What kind of a legacy do we leave? After all, none of us will live in this body forever. Any of us could pass within the next 24 hours. I had a neighbor die recently, just a day after we'd talked. Gone now. His legacy is a big garage he'd just built to house his racing cars, something that his wife of less than six weeks' duration, probably has zero interest in. Some legacy! Oh, and several ex-wives and at least one child who'd not seen him in years and at least one grand-child who never met him. Legacy.
Who rates our legacy? The map maker for the town? The trustees of the church or college or library? Short-term, if so. For those unfamiliar, I recommend meditation upon a bit of poetry recalling Ozymandias.
Jesus, who should be our model, left no physical monuments, nor children of His body. His immediate disciples mostly died in bad ways, mostly without progeny or wealth. Their legacy, and His too, was obedience to the Father. The Lord took that obedience, and used it to change the world.
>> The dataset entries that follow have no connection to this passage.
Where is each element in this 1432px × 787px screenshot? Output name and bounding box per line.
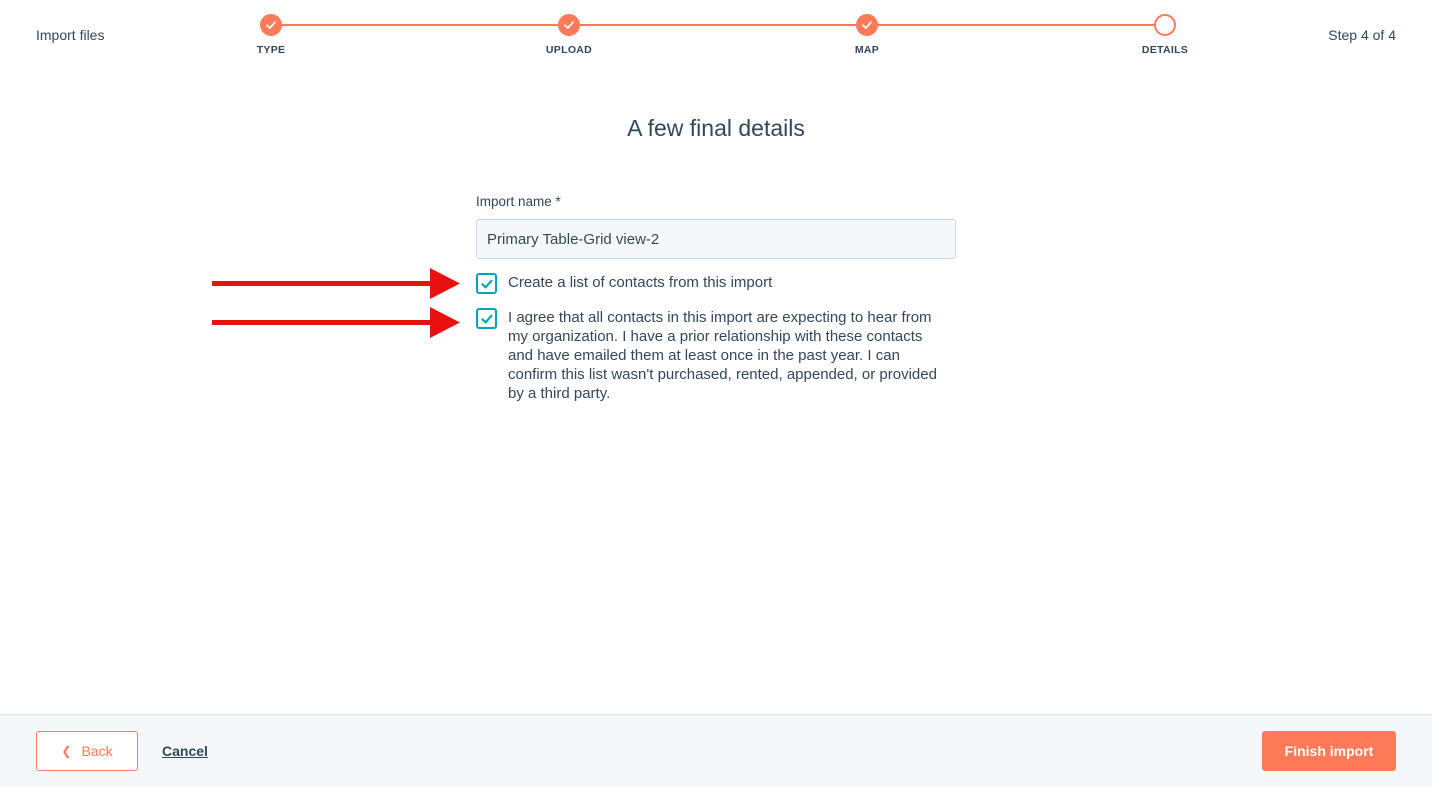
checkmark-icon: [480, 279, 493, 288]
create-list-label: Create a list of contacts from this impo…: [508, 274, 773, 291]
empty-circle-icon: [1154, 14, 1176, 36]
step-counter: Step 4 of 4: [1328, 27, 1396, 43]
annotation-arrow-icon: [212, 307, 460, 338]
step-type: TYPE: [221, 14, 321, 56]
step-label: UPLOAD: [545, 44, 593, 56]
import-wizard-page: Import files TYPE UPLOAD MAP DETAILS Ste…: [0, 0, 1432, 787]
annotation-arrow-icon: [212, 268, 460, 299]
stepper-line: [271, 24, 1165, 26]
cancel-link[interactable]: Cancel: [162, 743, 208, 759]
chevron-left-icon: ❮: [61, 744, 72, 758]
import-name-input[interactable]: [476, 219, 956, 259]
step-upload: UPLOAD: [519, 14, 619, 56]
back-button-label: Back: [81, 743, 113, 759]
footer-bar: ❮ Back Cancel Finish import: [0, 714, 1432, 787]
back-button[interactable]: ❮ Back: [36, 731, 138, 771]
create-list-checkbox[interactable]: [476, 273, 497, 294]
checkmark-icon: [480, 314, 493, 323]
consent-label: I agree that all contacts in this import…: [508, 309, 937, 402]
page-title: Import files: [36, 27, 105, 43]
step-details: DETAILS: [1115, 14, 1215, 56]
step-complete-icon: [558, 14, 580, 36]
step-label: DETAILS: [1141, 44, 1189, 56]
progress-stepper: TYPE UPLOAD MAP DETAILS: [257, 14, 1188, 64]
checkmark-icon: [564, 21, 574, 29]
step-label: MAP: [854, 44, 880, 56]
consent-option[interactable]: I agree that all contacts in this import…: [476, 308, 948, 403]
step-label: TYPE: [256, 44, 286, 56]
step-map: MAP: [817, 14, 917, 56]
checkmark-icon: [862, 21, 872, 29]
section-heading: A few final details: [627, 115, 805, 141]
finish-import-button[interactable]: Finish import: [1262, 731, 1396, 771]
consent-checkbox[interactable]: [476, 308, 497, 329]
checkmark-icon: [266, 21, 276, 29]
create-list-option[interactable]: Create a list of contacts from this impo…: [476, 273, 772, 294]
step-complete-icon: [856, 14, 878, 36]
import-name-label: Import name *: [476, 194, 561, 209]
step-complete-icon: [260, 14, 282, 36]
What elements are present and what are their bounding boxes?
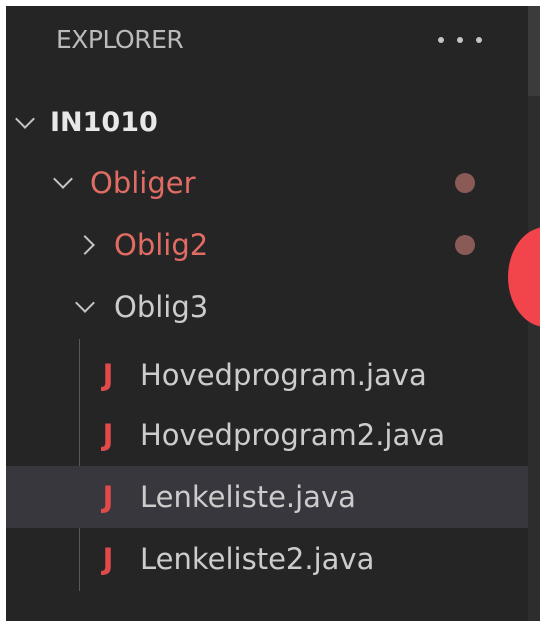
ellipsis-dot [476, 37, 482, 43]
scrollbar-thumb[interactable] [528, 6, 540, 96]
ellipsis-icon[interactable] [438, 24, 482, 56]
java-file-icon: J [102, 542, 114, 576]
file-label: Lenkeliste2.java [140, 542, 375, 576]
chevron-down-icon [53, 169, 73, 189]
tree-folder-oblig3[interactable]: Oblig3 [6, 276, 528, 338]
folder-label-oblig3: Oblig3 [114, 290, 209, 324]
chevron-down-icon [75, 293, 95, 313]
folder-label-obliger: Obliger [90, 166, 196, 200]
explorer-panel: EXPLORER IN1010 Obliger Oblig2 Oblig3 J … [6, 6, 540, 621]
chevron-right-icon [75, 235, 95, 255]
modified-dot-icon [455, 173, 475, 193]
tree-file-lenkeliste2[interactable]: J Lenkeliste2.java [6, 528, 528, 590]
file-label: Lenkeliste.java [140, 480, 356, 514]
tree-file-lenkeliste[interactable]: J Lenkeliste.java [6, 466, 528, 528]
chevron-down-icon [15, 109, 35, 129]
folder-label-oblig2: Oblig2 [114, 228, 209, 262]
ellipsis-dot [457, 37, 463, 43]
explorer-title: EXPLORER [56, 25, 184, 54]
tree-file-hovedprogram2[interactable]: J Hovedprogram2.java [6, 404, 528, 466]
file-label: Hovedprogram2.java [140, 418, 446, 452]
tree-folder-in1010[interactable]: IN1010 [6, 92, 528, 154]
folder-label-in1010: IN1010 [50, 107, 158, 138]
explorer-header: EXPLORER [6, 6, 528, 76]
modified-dot-icon [455, 235, 475, 255]
ellipsis-dot [438, 37, 444, 43]
tree-file-hovedprogram[interactable]: J Hovedprogram.java [6, 344, 528, 406]
java-file-icon: J [102, 480, 114, 514]
java-file-icon: J [102, 418, 114, 452]
tree-folder-obliger[interactable]: Obliger [6, 152, 528, 214]
java-file-icon: J [102, 358, 114, 392]
file-label: Hovedprogram.java [140, 358, 427, 392]
tree-folder-oblig2[interactable]: Oblig2 [6, 214, 528, 276]
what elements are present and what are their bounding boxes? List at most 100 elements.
Abraham also was obedient, and it changed the world too. He was the father of the Jews, which would include Jesus and those disciples. With quite a bit of opposition, too. That hasn't changed.
To Abraham, that promise of the land his descendants would hold, seemed vast beyond belief. Yet, as the Scripture records, "he believed in the LORD; and he counted it to him for righteousness.".
That grant of land, which promise is still good, extended from the Nile River to the Euphrates River. Quite a bit of land! As in, a good bit of what is now Egypt, over to Iraq and parts of Turkey. So much for the "west Bank" wails!
Now, there is nothing necessarily wrong with naming stuff after those whose efforts made those things possible. Necessarily. Yes, it can become an idol of sorts (see the descendants of Gideon for example). But our real legacy, our real legacy, is a living one. The lives we have touched, by God's grace. All of us have touched some. Sometimes for good, sometimes not. And sometimes we don't even realize it. But the Lord knows, and sometimes those we've touched know as well, and perhaps we will learn of it in Glory. Or before the White Throne.
The promises that the Lord made to Abraham and Sarah came to pass. When Isaac (meaning "he will laugh") was born, Sarah was 90 years old! Abraham was 100, as we will see in a few days. WELL beyond the point at which we would think people capable of having children. But if the Lord could create the world, and light, and gravity, with a word, nothing is beyond His reach. We do well to remember that. When all seems lost and dark and hopeless, when we are tempted to despair and lose hope, He is still there. I know.
The New Testament passage is verses 27-48 in the 5th chapter in the Gospel of Matthew. More of the Sermon on the Mount. Jesus teaching, we do well to remember that. Anyone think we can carry out His commands -- for they are that, commands, not trite suggestions -- in our own power? I can't.